Steve Cohen Tops Hedge Fund Rich List With $3.4 Billion Haul
Steve Cohen spent last fall doing something few billionaire owners enjoy: apologizing. As the New York Mets staggered through a bruising 2025 campaign, he took to social media to tell fans he was sorry for the disappointment at Citi Field. Yet even as the baseball season fizzled, Cohen was clinching a very different kind of pennant, according to Bloomberg.
The founder of Point72 Asset Management finished the year as the highest-paid hedge fund manager on Bloomberg’s annual ranking, pocketing an estimated $3.4 billion. That works out to more than $9 million every day — a staggering haul even by Wall Street standards. For the first time since the list began, Cohen sat alone at the top.
The contrast is striking. Cohen, 69, bought the Mets in 2020 for a record $2.4 billion and pledged to deliver a championship within three to five years. He backed up that promise with one of the sport’s largest payrolls. But while October glory in Queens remains elusive, his investment firm in Stamford, Connecticut, has flourished.
Point72’s ascent is particularly notable given its history. Cohen’s former firm, SAC Capital, pleaded guilty in 2013 to insider-trading charges and returned outside investors’ money; Cohen himself denied wrongdoing. When Point72 reopened to clients in 2018, skeptics wondered whether investors would return. They did — quickly and in size. More than $4 billion poured in at launch, followed by steady inflows that have helped lift assets under management to $45.7 billion. That scale places it among the industry’s largest multistrategy operations, competing with firms such as Citadel and Millennium Management.
Bloomberg writes that Cohen’s 2025 payday outpaced several longtime rivals. David Tepper of Appaloosa Management claimed second place with $3.2 billion, while Izzy Englander of Millennium followed closely at $3.1 billion. Ken Griffin, who has frequently dominated the rankings in past years, earned $2.4 billion and placed fifth.

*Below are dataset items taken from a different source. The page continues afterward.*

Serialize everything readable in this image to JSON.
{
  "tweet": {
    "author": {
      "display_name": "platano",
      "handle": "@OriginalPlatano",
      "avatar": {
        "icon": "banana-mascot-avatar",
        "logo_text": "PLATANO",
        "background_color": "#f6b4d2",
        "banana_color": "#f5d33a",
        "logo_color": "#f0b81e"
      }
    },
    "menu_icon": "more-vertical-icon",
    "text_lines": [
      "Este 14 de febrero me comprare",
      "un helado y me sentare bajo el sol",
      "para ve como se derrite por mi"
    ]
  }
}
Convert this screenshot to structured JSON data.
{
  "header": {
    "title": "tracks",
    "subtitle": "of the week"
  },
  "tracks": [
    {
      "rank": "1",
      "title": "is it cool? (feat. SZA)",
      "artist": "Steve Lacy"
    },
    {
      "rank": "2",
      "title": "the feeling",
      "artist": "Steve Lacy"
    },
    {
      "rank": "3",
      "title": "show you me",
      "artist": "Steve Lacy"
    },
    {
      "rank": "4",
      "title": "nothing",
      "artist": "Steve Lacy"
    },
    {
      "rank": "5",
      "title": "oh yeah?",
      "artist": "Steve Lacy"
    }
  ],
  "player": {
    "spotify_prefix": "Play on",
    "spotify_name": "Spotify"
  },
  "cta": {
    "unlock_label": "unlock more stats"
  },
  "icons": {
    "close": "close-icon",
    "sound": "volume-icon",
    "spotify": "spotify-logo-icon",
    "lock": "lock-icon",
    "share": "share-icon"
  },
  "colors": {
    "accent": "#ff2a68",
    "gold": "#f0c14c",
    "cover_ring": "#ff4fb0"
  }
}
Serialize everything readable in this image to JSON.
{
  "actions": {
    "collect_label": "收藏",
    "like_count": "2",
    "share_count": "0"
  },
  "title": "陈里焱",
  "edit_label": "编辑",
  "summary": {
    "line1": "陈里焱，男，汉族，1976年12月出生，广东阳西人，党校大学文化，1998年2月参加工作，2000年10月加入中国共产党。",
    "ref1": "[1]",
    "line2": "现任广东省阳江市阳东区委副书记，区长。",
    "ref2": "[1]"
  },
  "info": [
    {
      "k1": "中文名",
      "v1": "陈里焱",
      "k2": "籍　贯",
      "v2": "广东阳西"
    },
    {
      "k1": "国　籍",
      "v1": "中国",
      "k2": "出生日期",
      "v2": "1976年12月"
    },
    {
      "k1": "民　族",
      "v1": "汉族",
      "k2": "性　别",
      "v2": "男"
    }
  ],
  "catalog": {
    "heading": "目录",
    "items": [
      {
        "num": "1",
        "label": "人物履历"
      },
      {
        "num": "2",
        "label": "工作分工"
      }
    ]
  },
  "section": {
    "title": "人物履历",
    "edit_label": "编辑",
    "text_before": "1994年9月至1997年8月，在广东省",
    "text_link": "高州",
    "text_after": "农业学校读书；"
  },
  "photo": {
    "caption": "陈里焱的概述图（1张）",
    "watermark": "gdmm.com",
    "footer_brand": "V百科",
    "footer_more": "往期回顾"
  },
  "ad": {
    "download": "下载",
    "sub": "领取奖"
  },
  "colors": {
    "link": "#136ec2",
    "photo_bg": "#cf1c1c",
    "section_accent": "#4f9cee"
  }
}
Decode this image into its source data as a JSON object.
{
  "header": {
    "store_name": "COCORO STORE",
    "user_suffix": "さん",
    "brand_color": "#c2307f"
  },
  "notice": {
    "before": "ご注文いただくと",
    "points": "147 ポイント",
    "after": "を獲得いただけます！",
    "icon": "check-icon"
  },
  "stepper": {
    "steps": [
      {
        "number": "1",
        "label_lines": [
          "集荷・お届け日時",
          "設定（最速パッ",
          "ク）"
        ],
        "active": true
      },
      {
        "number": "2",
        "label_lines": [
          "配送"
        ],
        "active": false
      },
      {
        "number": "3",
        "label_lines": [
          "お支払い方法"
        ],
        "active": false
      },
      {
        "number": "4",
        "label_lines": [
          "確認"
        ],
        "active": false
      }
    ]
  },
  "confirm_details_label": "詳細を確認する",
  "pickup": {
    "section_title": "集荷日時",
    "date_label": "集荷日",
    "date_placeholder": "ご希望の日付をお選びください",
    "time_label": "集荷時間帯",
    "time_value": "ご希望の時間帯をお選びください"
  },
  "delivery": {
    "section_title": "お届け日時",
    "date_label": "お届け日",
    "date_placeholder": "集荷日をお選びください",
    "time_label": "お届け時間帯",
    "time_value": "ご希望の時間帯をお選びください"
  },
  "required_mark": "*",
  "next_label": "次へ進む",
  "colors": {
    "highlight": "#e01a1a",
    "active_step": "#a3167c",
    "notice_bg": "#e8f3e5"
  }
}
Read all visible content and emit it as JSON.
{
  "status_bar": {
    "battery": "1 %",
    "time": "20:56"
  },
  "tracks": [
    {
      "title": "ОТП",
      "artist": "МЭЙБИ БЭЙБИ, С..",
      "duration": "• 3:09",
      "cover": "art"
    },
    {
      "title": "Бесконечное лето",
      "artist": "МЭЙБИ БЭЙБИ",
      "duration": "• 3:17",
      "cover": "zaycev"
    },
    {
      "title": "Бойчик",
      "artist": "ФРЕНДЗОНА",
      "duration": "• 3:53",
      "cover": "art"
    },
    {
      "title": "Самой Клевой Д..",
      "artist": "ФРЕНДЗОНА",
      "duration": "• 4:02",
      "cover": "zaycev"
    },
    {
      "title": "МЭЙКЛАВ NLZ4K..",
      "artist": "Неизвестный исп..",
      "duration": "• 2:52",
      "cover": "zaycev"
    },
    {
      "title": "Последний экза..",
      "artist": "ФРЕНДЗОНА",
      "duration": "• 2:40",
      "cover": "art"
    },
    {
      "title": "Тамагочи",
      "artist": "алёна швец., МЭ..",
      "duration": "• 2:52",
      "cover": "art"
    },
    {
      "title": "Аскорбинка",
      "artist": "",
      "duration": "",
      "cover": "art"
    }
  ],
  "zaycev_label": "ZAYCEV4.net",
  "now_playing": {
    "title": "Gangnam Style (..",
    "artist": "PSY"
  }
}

The industry’s biggest names enjoyed a banner year overall. The 10 top earners collected about $22 billion between them, and the expanded top-20 list generated $28.3 billion in total compensation. On average, each of the 20 managers made $1.4 billion — the strongest showing in five years and the largest number of billion-dollar payouts yet recorded. Buoyant, volatile equity markets helped drive hedge fund returns to their best levels since 2009.
Point72 itself delivered a 17.5% gain in its flagship strategies, a solid result that outpaced several multistrategy competitors. Citadel, which has produced returns as high as the mid-30% range in recent years, advanced just over 10% in 2025, its softest performance since 2018.
Flush with capital, Point72 has been expanding aggressively. Over the past decade it has opened a dozen new offices, grown its workforce to roughly 3,000 employees, and built out more than 190 trading teams. The firm has broadened beyond traditional stock picking into macro investing, scaled up its quantitative arm Cubist, and started laying the groundwork for private credit and venture strategies. In one unusual move, it allowed a star portfolio manager to run an internal fund vehicle, which now oversees about $3 billion after posting strong returns last year.
For Cohen, the year underscored a peculiar dual reality. On the diamond, the Mets are still chasing the success their owner promised. In the financial arena, however, he just delivered the most lucrative season of his career.